🤖 AI Summary
Existing research on sign language emotion recognition primarily relies on isolated sentences, lacking conversational context and thus struggling to generalize to real-world interactive scenarios. This work proposes the first dialogue-level emotion recognition task for sign language, introducing eJSL Dialog—a novel dataset comprising 480 dialogues and 1,920 video samples—and systematically evaluates a range of approaches, from isolated visual models to multimodal dialogue architectures. Experiments reveal a significant performance gap when applying general-purpose multimodal models to sign language, underscoring the necessity of developing sign-language-specific, context-aware visual feature extractors. The proposed dataset and task formulation highlight their critical role in advancing research on emotion understanding in sign language communication.
📝 Abstract
Emotion Recognition in Conversation is a core component of affective computing, while current resources of sign language emotion datasets primarily focus on isolated sentences and lack conversational context.

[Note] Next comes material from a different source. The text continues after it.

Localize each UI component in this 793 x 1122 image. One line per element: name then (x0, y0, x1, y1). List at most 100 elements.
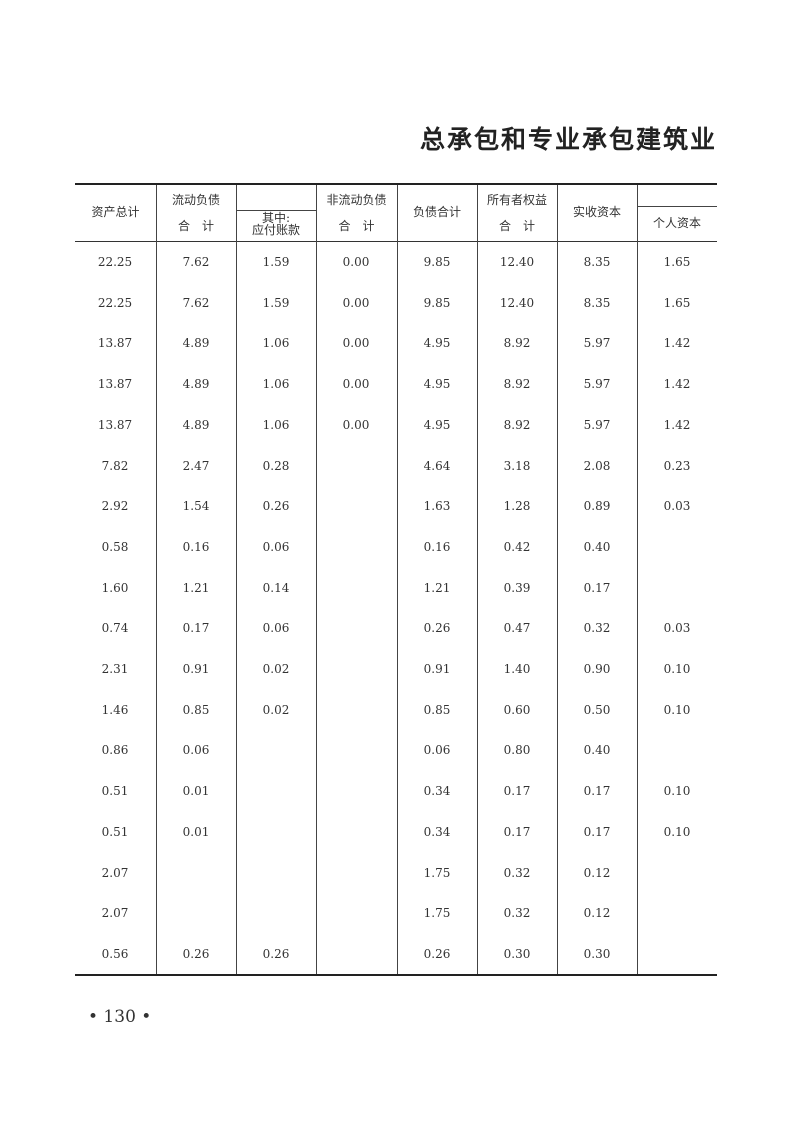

Models trained exclusively on these isolated utterances demonstrate degraded performance in real world scenarios because they cannot utilize historical dialogue flow. To address this structural limitation, we introduce the ERC task to sign language video analysis and propose the eJSL Dialog dataset. Constructed using the scripts from the STUDIES corpus, the dataset contains 1,920 video samples organized into 480 unique dialogues. We conduct systematic benchmarking on this dataset using models ranging from isolated visual networks to multimodal conversational architectures. The results reveal a domain gap when applying generic multimodal conversational emotion recognition models to sign language. These findings demonstrate the explicit need for context aware visual extractors specific to sign language and indicate that expanding the scale of conversational datasets to support large scale pre-training is a necessary next step for future research.